Due to the design, a ground drive is suitable for the optional use of record clamps or additional weights (pucks), which additionally press a record onto the turntable. This means that the record is more level. This should also increase the smoothness.
Portable turntables appeared in the 1950s. Initially, it was a matter of handy devices that only offered space for 7 " singles , later mostly a structurally particularly large radio recorder in which the record was inserted from the front through a flap or from above through a slot. This was made possible by the tangential technology There were also turntables that were meant to be built into the car.
The aim of these devices was to be able to use your own record collection on the go without having to transfer the vinyl records to tapes. The high price (well over 100 DM at the time) and the weight prevented market success. In addition, there was competition from ever smaller portable cassette players such as the Walkman .
Around 1960, hybrid devices that combined turntables and tape recorders came on the market. The English company Gramdeck brought a tape adapter for turntables onto the market in 1959, while the English Gramophone Company offered a record player as an attachable accessory for their Voicemaster tape recorder in 1961.
For some time now there has also been a vinyl recorder with which one can record records without pressing them - here the records are cut themselves, no templates for pressing tools. The ancestors of this device were the home foil cutting devices with 78 min⁻¹ released in the 1950s, but due to the high needle noise they could not hold their own against the early home tape recorders.

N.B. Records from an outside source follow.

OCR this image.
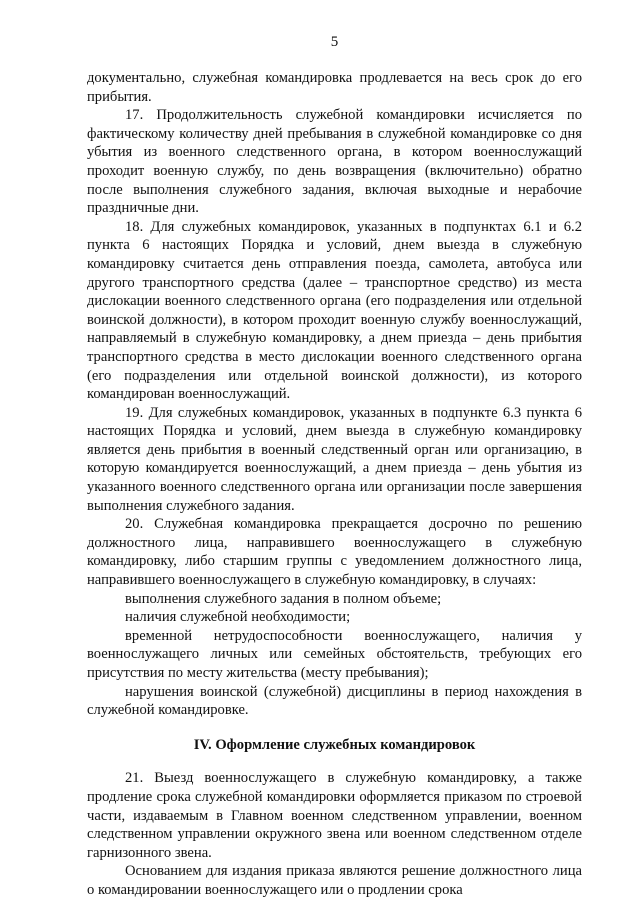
5

документально, служебная командировка продлевается на весь срок до его прибытия.

17. Продолжительность служебной командировки исчисляется по фактическому количеству дней пребывания в служебной командировке со дня убытия из военного следственного органа, в котором военнослужащий проходит военную службу, по день возвращения (включительно) обратно после выполнения служебного задания, включая выходные и нерабочие праздничные дни.

18. Для служебных командировок, указанных в подпунктах 6.1 и 6.2 пункта 6 настоящих Порядка и условий, днем выезда в служебную командировку считается день отправления поезда, самолета, автобуса или другого транспортного средства (далее – транспортное средство) из места дислокации военного следственного органа (его подразделения или отдельной воинской должности), в котором проходит военную службу военнослужащий, направляемый в служебную командировку, а днем приезда – день прибытия транспортного средства в место дислокации военного следственного органа (его подразделения или отдельной воинской должности), из которого командирован военнослужащий.

19. Для служебных командировок, указанных в подпункте 6.3 пункта 6 настоящих Порядка и условий, днем выезда в служебную командировку является день прибытия в военный следственный орган или организацию, в которую командируется военнослужащий, а днем приезда – день убытия из указанного военного следственного органа или организации после завершения выполнения служебного задания.

20. Служебная командировка прекращается досрочно по решению должностного лица, направившего военнослужащего в служебную командировку, либо старшим группы с уведомлением должностного лица, направившего военнослужащего в служебную командировку, в случаях:

выполнения служебного задания в полном объеме;

наличия служебной необходимости;

временной нетрудоспособности военнослужащего, наличия у военнослужащего личных или семейных обстоятельств, требующих его присутствия по месту жительства (месту пребывания);

нарушения воинской (служебной) дисциплины в период нахождения в служебной командировке.

IV. Оформление служебных командировок

21. Выезд военнослужащего в служебную командировку, а также продление срока служебной командировки оформляется приказом по строевой части, издаваемым в Главном военном следственном управлении, военном следственном управлении окружного звена или военном следственном отделе гарнизонного звена.

Основанием для издания приказа являются решение должностного лица о командировании военнослужащего или о продлении срока
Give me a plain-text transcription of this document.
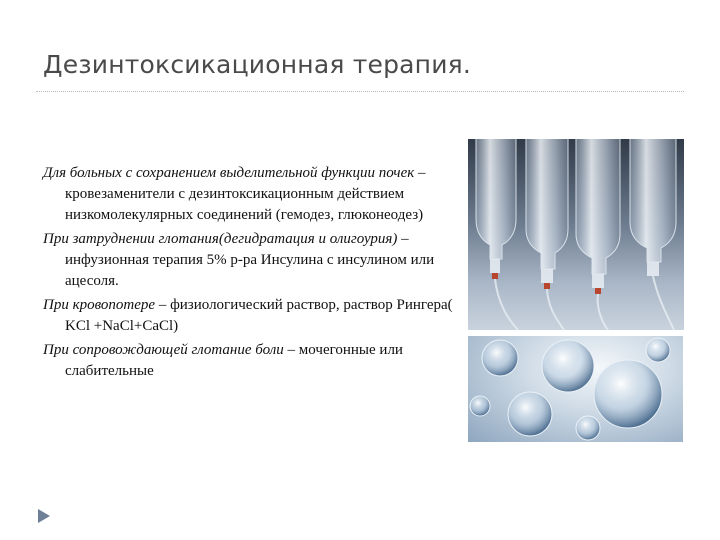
Дезинтоксикационная терапия.

Для больных с сохранением выделительной функции почек – кровезаменители с дезинтоксикационным действием низкомолекулярных соединений (гемодез, глюконеодез)

При затруднении глотания(дегидратация и олигоурия) – инфузионная терапия 5% р-ра Инсулина с инсулином или ацесоля.

При кровопотере – физиологический раствор, раствор Рингера( KCl +NaCl+CaCl)

При сопровождающей глотание боли – мочегонные или слабительные
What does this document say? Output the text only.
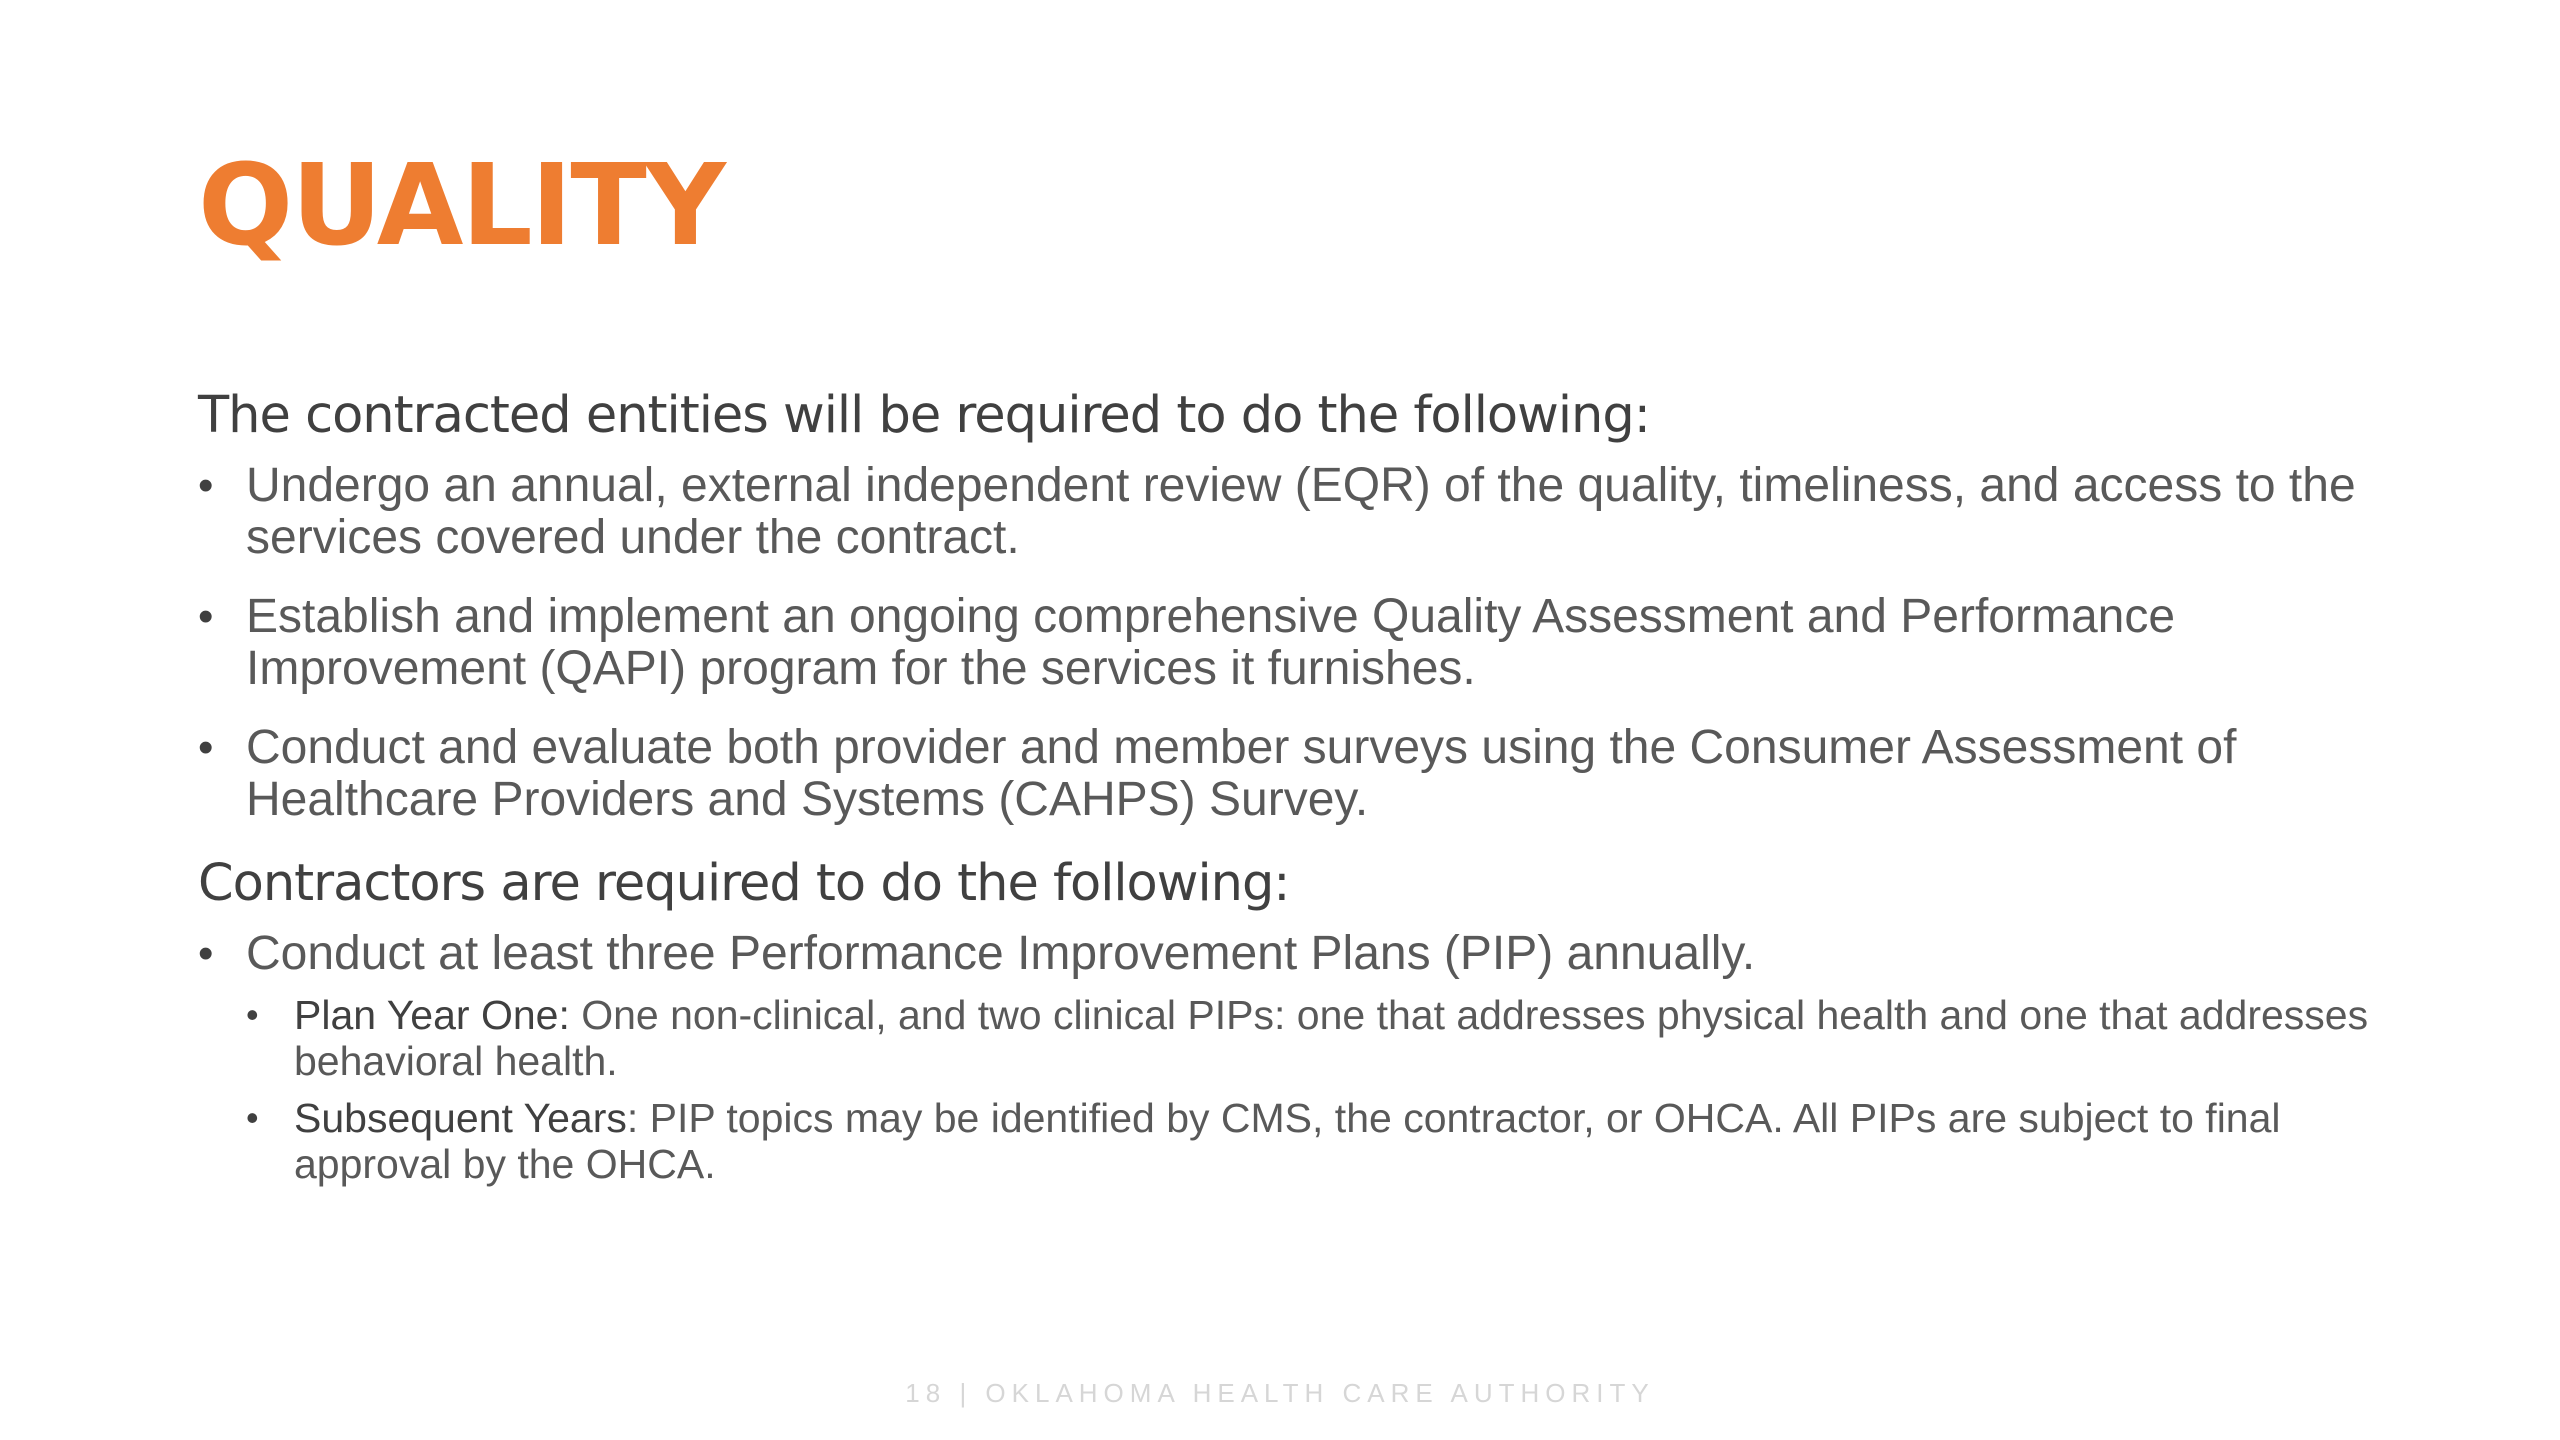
QUALITY
The contracted entities will be required to do the following:
• Undergo an annual, external independent review (EQR) of the quality, timeliness, and access to the services covered under the contract.
• Establish and implement an ongoing comprehensive Quality Assessment and Performance Improvement (QAPI) program for the services it furnishes.
• Conduct and evaluate both provider and member surveys using the Consumer Assessment of Healthcare Providers and Systems (CAHPS) Survey.
Contractors are required to do the following:
• Conduct at least three Performance Improvement Plans (PIP) annually.
• Plan Year One: One non-clinical, and two clinical PIPs: one that addresses physical health and one that addresses behavioral health.
• Subsequent Years: PIP topics may be identified by CMS, the contractor, or OHCA. All PIPs are subject to final approval by the OHCA.
18 | OKLAHOMA HEALTH CARE AUTHORITY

In addition to the usual mechanical scanning with needles, a record can be optically scanned without contact. Laser turntables use a laser beam and are located in the high-end area.
Another alternative is the software-supported "scanning" of a high-resolution optical digitized material in a computer. This method is used in the reconstruction of historical sound recordings.
Among other things, the record player SP 3935 produced by RFT in the late 1980s has a speed adjustment ( pitch control ) and a stroboscopic display for control.